The market dynamics for agents have shifted in 30 years. These days, commission is closer to 6% to 8%, down from around 25% back before Andrew made landfall, according to Webb. Agents are increasingly having to look to Citizens, the state’s insurer of last resort since 2002, to house coastal policyholders.

Citizens, which was launched in 2002 when the Florida Residential Property and Casualty Joint Underwriting Association and the Florida Windstorm Underwriting Association – both set up in Andrew’s aftermath to deal with an access to insurance crisis – were merged, this year surpassed one million policyholders.

Triple-I and others have warned of a Floridian homeowners’ insurance “crisis” amid a capacity squeeze, despite no major storm hitting since 2018’s Hurricane Michael.

“Before Andrew, I don’t think I ever used a surplus lines company – I can’t remember using one,” Webb said. “Now, when it comes to property, 95% of it’s in surplus lines – I got a surplus lines licence after Andrew for that reason, just in case I needed it.”

Were Andrew to hit today, insured damage would likely be in the region of $60 billion to $90 billion, according to research by Swiss Re. This figure would double or triple in the event a similar storm made landfall in more densely populated Miami.

This is despite Florida now being “one of the best places” in terms of building codes designed to protect against hurricanes, according to Swiss Re head of cat perils Americas Erdem Karaca.
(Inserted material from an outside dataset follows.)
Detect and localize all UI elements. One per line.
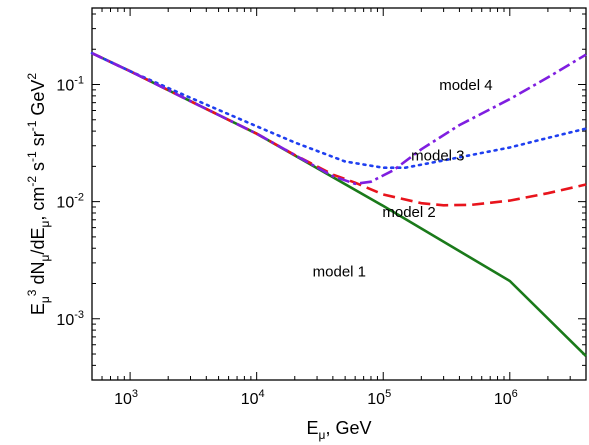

Rising sea levels could also force greater losses – a six-inch rise driven by climate change, a possibility around 2030, could see flood and storm surge losses rise by 15% to 20%, according to the global reinsurer.

Protection gaps also remain, particularly on flooding and due to urbanization, according to Swiss Re.

Meanwhile, yet another above average hurricane season has been forecast in the Atlantic Basin.

“Since 1995 or so the level of activity in the North Atlantic basin has been really much higher than the long-term averages,” Karaca said.

“We expect that trend to continue and not change, and that’s a reality that we have to live in.”

Hurricanes Irma, Maria, Harvey, Laura, Ida and Michael are among the category four and five storms to have made landfall within the last five years. Harvey, which made landfall in Texas and Louisiana, resulted in economic losses of $148.8 billion alone, according to the National Oceanic and Atmospheric Administration, and is the second costliest storm on record, surpassed only by 2005’s Katrina.

“Hopefully the last five years is not a sign of things to come in the next five years, because that will be difficult to manage – both for homeowners and taxpayers, and also for the insurance and reinsurance industry,” said Karaca.